Stormwater management of biochar-amended green roofs: peak flow and hydraulic parameters using combined experimental and numerical investigation

Green roofs have been suggested as one solution to manage stormwater in cities. Soil amendments such as biochar appear to be very promising owing to its water retention capacity. Furthermore, biochar is more stable with time (expected half-life over 100 years) than other biomass (fibers), which is likely to degrade at higher rate upon microbial action. Rational utilization of biochar-amended soil in substrates is the critical factor for improving ability of stormwater management (peak-flow reduction and delay). The objective of this study is to evaluate the hydraulic performance of green roofs amended with biochar. Laboratory experiments combined with numerical approach were adopted to achieve the objective. A dual-layer substrate mode with biochar-amended soil was proposed for optimizing the ability of stormwater management.
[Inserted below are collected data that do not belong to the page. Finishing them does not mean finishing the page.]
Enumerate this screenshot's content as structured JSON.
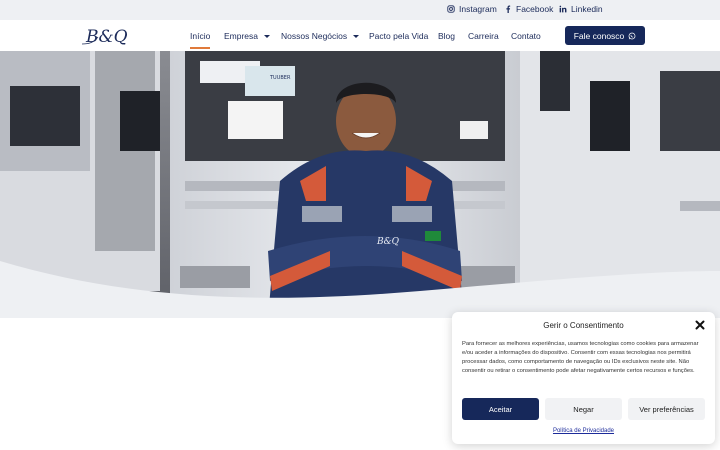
{
  "social": {
    "instagram": "Instagram",
    "facebook": "Facebook",
    "linkedin": "Linkedin"
  },
  "header": {
    "logo_text": "B&Q",
    "nav": [
      {
        "label": "Início",
        "active": true,
        "dropdown": false
      },
      {
        "label": "Empresa",
        "active": false,
        "dropdown": true
      },
      {
        "label": "Nossos Negócios",
        "active": false,
        "dropdown": true
      },
      {
        "label": "Pacto pela Vida",
        "active": false,
        "dropdown": false
      },
      {
        "label": "Blog",
        "active": false,
        "dropdown": false
      },
      {
        "label": "Carreira",
        "active": false,
        "dropdown": false
      },
      {
        "label": "Contato",
        "active": false,
        "dropdown": false
      }
    ],
    "cta_label": "Fale conosco"
  },
  "hero": {
    "vest_text": "B&Q",
    "windshield_text": "TUUBER"
  },
  "consent": {
    "title": "Gerir o Consentimento",
    "text": "Para fornecer as melhores experiências, usamos tecnologias como cookies para armazenar e/ou aceder a informações do dispositivo. Consentir com essas tecnologias nos permitirá processar dados, como comportamento de navegação ou IDs exclusivos neste site. Não consentir ou retirar o consentimento pode afetar negativamente certos recursos e funções.",
    "accept_label": "Aceitar",
    "deny_label": "Negar",
    "prefs_label": "Ver preferências",
    "privacy_label": "Política de Privacidade"
  },
  "colors": {
    "brand_navy": "#16285a",
    "accent_orange": "#e07a3a"
  }
}
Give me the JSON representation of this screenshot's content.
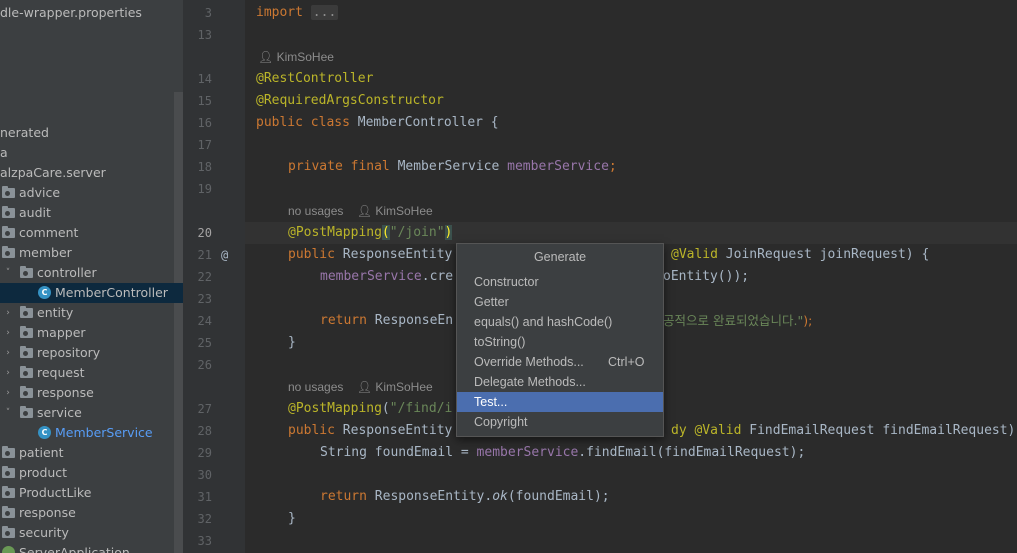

Four experimental columns were built to observe the hydraulic processes under artificial rainfall. Unsaturated hydraulic parameters of substrates were estimated by the inverse solution method. Numerical simulations have been conducted to explore the stormwater management of dual-layer substrates with biochar. Both biochar and vegetation are found to enhance saturated water content. However, their effects on hydraulic properties of soil were opposite, with vegetation having positive influence. Different biochar application modes showed varied performance in peak-outflow delay and reduction. In the selected rainstorm case, the substrate with 3 cm vegetated natural soil in upper layer and 12 cm biochar-amended soil showed a longer delay, higher reduction in peak outflow, and rainwater retention. The dual-layer substrate mode is a flexible utilization of biochar in green roofs. It provided a more reasonable design with the consideration of the local rainfall statistical data.